En los ejércitos de América Latina ha mermado el envejecido carácter de brazo armado de los gobiernos, incluso del mismo Estado, para acercarlos más a la nación. Esto ha mutado sus perspectivas. Sus funciones mas significativas se van ligando a la defensa de la naturaleza frágil y al conocimiento que pueda materializar. Se plantean modernizar su formación y el equipamiento tecnológico y alcanzar el desarme convencional, previéndolos trasferibles a la economía. Las fuerzas armadas son idóneas para cumplir funciones de capacitación, formación de fuerza de trabajo, defensa de la colectividad, disciplina, solidaridad. Así, el espacio militar imprime una memoria cultural, económica, geográfica, ecológica al espíritu de la sociedad.
Pero, en el país, la fiebre por convertir parcialmente las fuerzas armadas en policías impide entender que con eso se disminuye a la policía y al ejército. Porque ante el hecho delictivo y el control que demanda la protección de los derechos ciudadanos, la gran tarea es equipar, tecnificar y mejorar la policía -material y espiritualmente-, llevarla a la comprensión que debe actuar como exponente de los derechos humanos y su progreso, y descubrir que su esencia es parte del desarrollo. La policía ha de ser motivo de orgullo social, logro de la sociedad, brazo armado de la legitimidad política estatal.
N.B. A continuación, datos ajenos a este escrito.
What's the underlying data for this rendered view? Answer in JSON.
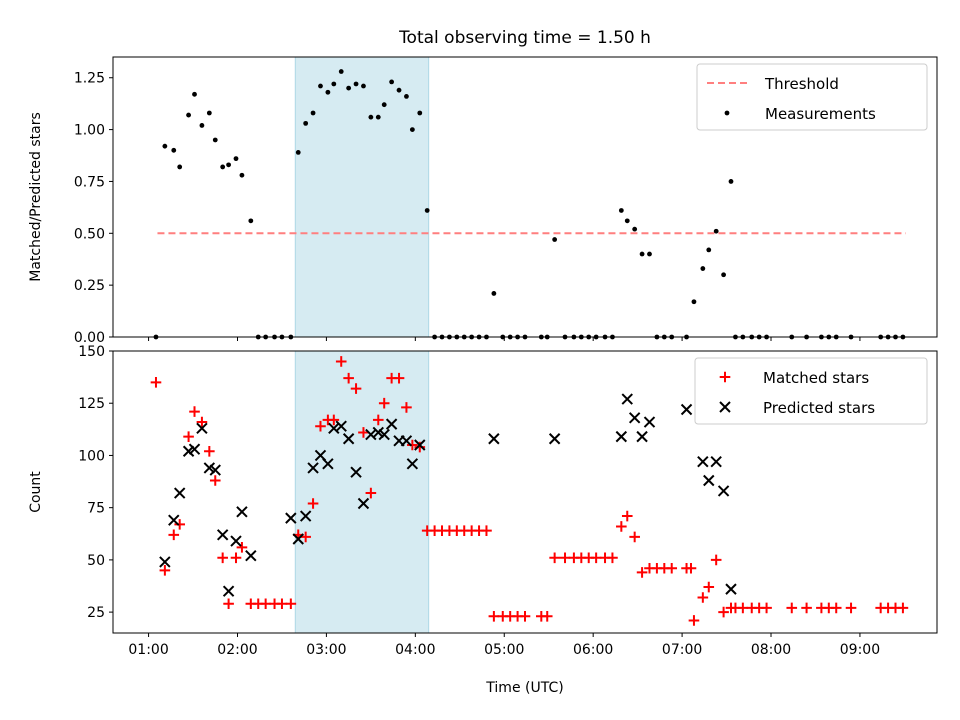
{
  "colors": {
    "shade": "#add8e6",
    "threshold": "#ff7f7f",
    "measurement": "#000000",
    "matched": "#ff0000",
    "predicted": "#000000"
  },
  "chart_data": [
    {
      "type": "scatter",
      "title": "Total observing time = 1.50 h",
      "xlabel": "",
      "ylabel": "Matched/Predicted stars",
      "xlim": [
        "00:36",
        "09:52"
      ],
      "ylim": [
        0,
        1.35
      ],
      "yticks": [
        0.0,
        0.25,
        0.5,
        0.75,
        1.0,
        1.25
      ],
      "ytick_labels": [
        "0.00",
        "0.25",
        "0.50",
        "0.75",
        "1.00",
        "1.25"
      ],
      "shaded_span": [
        "02:39",
        "04:09"
      ],
      "threshold": {
        "name": "Threshold",
        "value": 0.5,
        "x": [
          "01:06",
          "09:31"
        ]
      },
      "legend": {
        "position": "top-right",
        "entries": [
          "Threshold",
          "Measurements"
        ]
      },
      "series": [
        {
          "name": "Measurements",
          "marker": "dot",
          "points": [
            [
              "01:05",
              0.0
            ],
            [
              "01:11",
              0.92
            ],
            [
              "01:17",
              0.9
            ],
            [
              "01:21",
              0.82
            ],
            [
              "01:27",
              1.07
            ],
            [
              "01:31",
              1.17
            ],
            [
              "01:36",
              1.02
            ],
            [
              "01:41",
              1.08
            ],
            [
              "01:45",
              0.95
            ],
            [
              "01:50",
              0.82
            ],
            [
              "01:54",
              0.83
            ],
            [
              "01:59",
              0.86
            ],
            [
              "02:03",
              0.78
            ],
            [
              "02:09",
              0.56
            ],
            [
              "02:14",
              0.0
            ],
            [
              "02:19",
              0.0
            ],
            [
              "02:25",
              0.0
            ],
            [
              "02:30",
              0.0
            ],
            [
              "02:36",
              0.0
            ],
            [
              "02:41",
              0.89
            ],
            [
              "02:46",
              1.03
            ],
            [
              "02:51",
              1.08
            ],
            [
              "02:56",
              1.21
            ],
            [
              "03:01",
              1.18
            ],
            [
              "03:05",
              1.22
            ],
            [
              "03:10",
              1.28
            ],
            [
              "03:15",
              1.2
            ],
            [
              "03:20",
              1.22
            ],
            [
              "03:25",
              1.21
            ],
            [
              "03:30",
              1.06
            ],
            [
              "03:35",
              1.06
            ],
            [
              "03:39",
              1.12
            ],
            [
              "03:44",
              1.23
            ],
            [
              "03:49",
              1.19
            ],
            [
              "03:54",
              1.16
            ],
            [
              "03:58",
              1.0
            ],
            [
              "04:03",
              1.08
            ],
            [
              "04:08",
              0.61
            ],
            [
              "04:13",
              0.0
            ],
            [
              "04:18",
              0.0
            ],
            [
              "04:23",
              0.0
            ],
            [
              "04:28",
              0.0
            ],
            [
              "04:33",
              0.0
            ],
            [
              "04:38",
              0.0
            ],
            [
              "04:43",
              0.0
            ],
            [
              "04:48",
              0.0
            ],
            [
              "04:53",
              0.21
            ],
            [
              "04:59",
              0.0
            ],
            [
              "05:04",
              0.0
            ],
            [
              "05:09",
              0.0
            ],
            [
              "05:14",
              0.0
            ],
            [
              "05:25",
              0.0
            ],
            [
              "05:29",
              0.0
            ],
            [
              "05:34",
              0.47
            ],
            [
              "05:41",
              0.0
            ],
            [
              "05:47",
              0.0
            ],
            [
              "05:52",
              0.0
            ],
            [
              "05:57",
              0.0
            ],
            [
              "06:02",
              0.0
            ],
            [
              "06:08",
              0.0
            ],
            [
              "06:13",
              0.0
            ],
            [
              "06:19",
              0.61
            ],
            [
              "06:23",
              0.56
            ],
            [
              "06:28",
              0.52
            ],
            [
              "06:33",
              0.4
            ],
            [
              "06:38",
              0.4
            ],
            [
              "06:43",
              0.0
            ],
            [
              "06:48",
              0.0
            ],
            [
              "06:53",
              0.0
            ],
            [
              "07:03",
              0.0
            ],
            [
              "07:08",
              0.17
            ],
            [
              "07:14",
              0.33
            ],
            [
              "07:18",
              0.42
            ],
            [
              "07:23",
              0.51
            ],
            [
              "07:28",
              0.3
            ],
            [
              "07:33",
              0.75
            ],
            [
              "07:36",
              0.0
            ],
            [
              "07:41",
              0.0
            ],
            [
              "07:47",
              0.0
            ],
            [
              "07:52",
              0.0
            ],
            [
              "07:57",
              0.0
            ],
            [
              "08:14",
              0.0
            ],
            [
              "08:24",
              0.0
            ],
            [
              "08:34",
              0.0
            ],
            [
              "08:39",
              0.0
            ],
            [
              "08:44",
              0.0
            ],
            [
              "08:54",
              0.0
            ],
            [
              "09:14",
              0.0
            ],
            [
              "09:19",
              0.0
            ],
            [
              "09:24",
              0.0
            ],
            [
              "09:29",
              0.0
            ]
          ]
        }
      ]
    },
    {
      "type": "scatter",
      "title": "",
      "xlabel": "Time (UTC)",
      "ylabel": "Count",
      "xlim": [
        "00:36",
        "09:52"
      ],
      "ylim": [
        15,
        150
      ],
      "yticks": [
        25,
        50,
        75,
        100,
        125,
        150
      ],
      "ytick_labels": [
        "25",
        "50",
        "75",
        "100",
        "125",
        "150"
      ],
      "xticks": [
        "01:00",
        "02:00",
        "03:00",
        "04:00",
        "05:00",
        "06:00",
        "07:00",
        "08:00",
        "09:00"
      ],
      "shaded_span": [
        "02:39",
        "04:09"
      ],
      "legend": {
        "position": "top-right",
        "entries": [
          "Matched stars",
          "Predicted stars"
        ]
      },
      "series": [
        {
          "name": "Matched stars",
          "marker": "plus",
          "points": [
            [
              "01:05",
              135
            ],
            [
              "01:11",
              45
            ],
            [
              "01:17",
              62
            ],
            [
              "01:21",
              67
            ],
            [
              "01:27",
              109
            ],
            [
              "01:31",
              121
            ],
            [
              "01:36",
              116
            ],
            [
              "01:41",
              102
            ],
            [
              "01:45",
              88
            ],
            [
              "01:50",
              51
            ],
            [
              "01:54",
              29
            ],
            [
              "01:59",
              51
            ],
            [
              "02:03",
              56
            ],
            [
              "02:09",
              29
            ],
            [
              "02:14",
              29
            ],
            [
              "02:19",
              29
            ],
            [
              "02:25",
              29
            ],
            [
              "02:30",
              29
            ],
            [
              "02:36",
              29
            ],
            [
              "02:41",
              62
            ],
            [
              "02:46",
              61
            ],
            [
              "02:51",
              77
            ],
            [
              "02:56",
              114
            ],
            [
              "03:01",
              117
            ],
            [
              "03:05",
              117
            ],
            [
              "03:10",
              145
            ],
            [
              "03:15",
              137
            ],
            [
              "03:20",
              132
            ],
            [
              "03:25",
              111
            ],
            [
              "03:30",
              82
            ],
            [
              "03:35",
              117
            ],
            [
              "03:39",
              125
            ],
            [
              "03:44",
              137
            ],
            [
              "03:49",
              137
            ],
            [
              "03:54",
              123
            ],
            [
              "03:58",
              105
            ],
            [
              "04:03",
              104
            ],
            [
              "04:08",
              64
            ],
            [
              "04:13",
              64
            ],
            [
              "04:18",
              64
            ],
            [
              "04:23",
              64
            ],
            [
              "04:28",
              64
            ],
            [
              "04:33",
              64
            ],
            [
              "04:38",
              64
            ],
            [
              "04:43",
              64
            ],
            [
              "04:48",
              64
            ],
            [
              "04:53",
              23
            ],
            [
              "04:59",
              23
            ],
            [
              "05:04",
              23
            ],
            [
              "05:09",
              23
            ],
            [
              "05:14",
              23
            ],
            [
              "05:25",
              23
            ],
            [
              "05:29",
              23
            ],
            [
              "05:34",
              51
            ],
            [
              "05:41",
              51
            ],
            [
              "05:47",
              51
            ],
            [
              "05:52",
              51
            ],
            [
              "05:57",
              51
            ],
            [
              "06:02",
              51
            ],
            [
              "06:08",
              51
            ],
            [
              "06:13",
              51
            ],
            [
              "06:19",
              66
            ],
            [
              "06:23",
              71
            ],
            [
              "06:28",
              61
            ],
            [
              "06:33",
              44
            ],
            [
              "06:38",
              46
            ],
            [
              "06:43",
              46
            ],
            [
              "06:48",
              46
            ],
            [
              "06:53",
              46
            ],
            [
              "07:03",
              46
            ],
            [
              "07:06",
              46
            ],
            [
              "07:08",
              21
            ],
            [
              "07:14",
              32
            ],
            [
              "07:18",
              37
            ],
            [
              "07:23",
              50
            ],
            [
              "07:28",
              25
            ],
            [
              "07:33",
              27
            ],
            [
              "07:36",
              27
            ],
            [
              "07:41",
              27
            ],
            [
              "07:47",
              27
            ],
            [
              "07:52",
              27
            ],
            [
              "07:57",
              27
            ],
            [
              "08:14",
              27
            ],
            [
              "08:24",
              27
            ],
            [
              "08:34",
              27
            ],
            [
              "08:39",
              27
            ],
            [
              "08:44",
              27
            ],
            [
              "08:54",
              27
            ],
            [
              "09:14",
              27
            ],
            [
              "09:19",
              27
            ],
            [
              "09:24",
              27
            ],
            [
              "09:29",
              27
            ]
          ]
        },
        {
          "name": "Predicted stars",
          "marker": "x",
          "points": [
            [
              "01:11",
              49
            ],
            [
              "01:17",
              69
            ],
            [
              "01:21",
              82
            ],
            [
              "01:27",
              102
            ],
            [
              "01:31",
              103
            ],
            [
              "01:36",
              113
            ],
            [
              "01:41",
              94
            ],
            [
              "01:45",
              93
            ],
            [
              "01:50",
              62
            ],
            [
              "01:54",
              35
            ],
            [
              "01:59",
              59
            ],
            [
              "02:03",
              73
            ],
            [
              "02:09",
              52
            ],
            [
              "02:36",
              70
            ],
            [
              "02:41",
              60
            ],
            [
              "02:46",
              71
            ],
            [
              "02:51",
              94
            ],
            [
              "02:56",
              100
            ],
            [
              "03:01",
              96
            ],
            [
              "03:05",
              113
            ],
            [
              "03:10",
              114
            ],
            [
              "03:15",
              108
            ],
            [
              "03:20",
              92
            ],
            [
              "03:25",
              77
            ],
            [
              "03:30",
              110
            ],
            [
              "03:35",
              111
            ],
            [
              "03:39",
              110
            ],
            [
              "03:44",
              115
            ],
            [
              "03:49",
              107
            ],
            [
              "03:54",
              107
            ],
            [
              "03:58",
              96
            ],
            [
              "04:03",
              105
            ],
            [
              "04:53",
              108
            ],
            [
              "05:34",
              108
            ],
            [
              "06:19",
              109
            ],
            [
              "06:23",
              127
            ],
            [
              "06:28",
              118
            ],
            [
              "06:33",
              109
            ],
            [
              "06:38",
              116
            ],
            [
              "07:03",
              122
            ],
            [
              "07:14",
              97
            ],
            [
              "07:18",
              88
            ],
            [
              "07:23",
              97
            ],
            [
              "07:28",
              83
            ],
            [
              "07:33",
              36
            ]
          ]
        }
      ]
    }
  ]
}
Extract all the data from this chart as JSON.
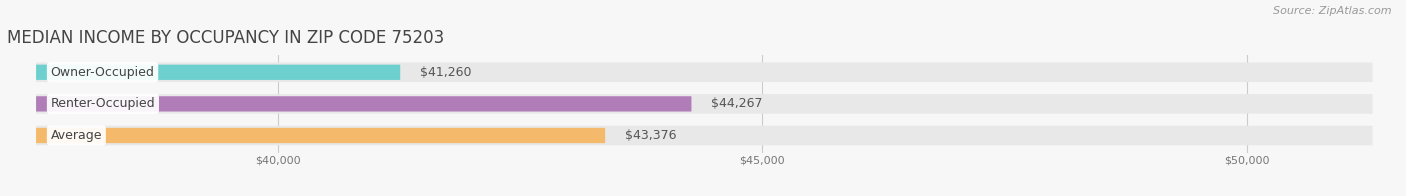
{
  "title": "MEDIAN INCOME BY OCCUPANCY IN ZIP CODE 75203",
  "source": "Source: ZipAtlas.com",
  "categories": [
    "Owner-Occupied",
    "Renter-Occupied",
    "Average"
  ],
  "values": [
    41260,
    44267,
    43376
  ],
  "bar_colors": [
    "#6ecfcf",
    "#b07db8",
    "#f5b96b"
  ],
  "bar_labels": [
    "$41,260",
    "$44,267",
    "$43,376"
  ],
  "xlim_min": 37200,
  "xlim_max": 51500,
  "xstart": 37500,
  "xticks": [
    40000,
    45000,
    50000
  ],
  "xtick_labels": [
    "$40,000",
    "$45,000",
    "$50,000"
  ],
  "background_color": "#f7f7f7",
  "bar_bg_color": "#e8e8e8",
  "title_fontsize": 12,
  "label_fontsize": 9,
  "cat_fontsize": 9,
  "tick_fontsize": 8,
  "source_fontsize": 8,
  "bar_height": 0.62
}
No son tiempos policiales los de las fuerzas armadas ni son ayudas militares las que requiere la policía, sino diferenciar y especializar sus funciones, elevar la condición técnica, económica y cultural en cada caso.
Y ahora, buscar un «enemigo interno» y ubicarlo en la otra frontera, desde donde deberíamos estar opuestos a la vietnamización del conflicto, constituye un grave y peligroso error. Es más, si se trata de enfrentar el narcotráfico éste escapa a la agotada doctrina de la Seguridad Nacional, y si a la guerrilla, el Gobierno colombiano sabe que ni su ejército, sino su política debe encarar existosamente la crisis.
Una especie de ser superfluo ha creado el despiadado y cruel progreso del siglo XX, mujeres y hombres que están en todas partes de la escala social conforman masas miserables donde se pauperiza el pan y la palabra, se los desconoce en cenáculos de la vieja política, salen expulsados por «agravar» la decadencia de las instituciones que se van y son invisibles, existen como espectros que perseveran en plegarias inaudibles.
La alerta amarilla por la potencial erupción del Guagua Pichincha es solo una metáfora de la verdadera erupción con que amenaza el magma social que se desconoce desde la política actual del Estado.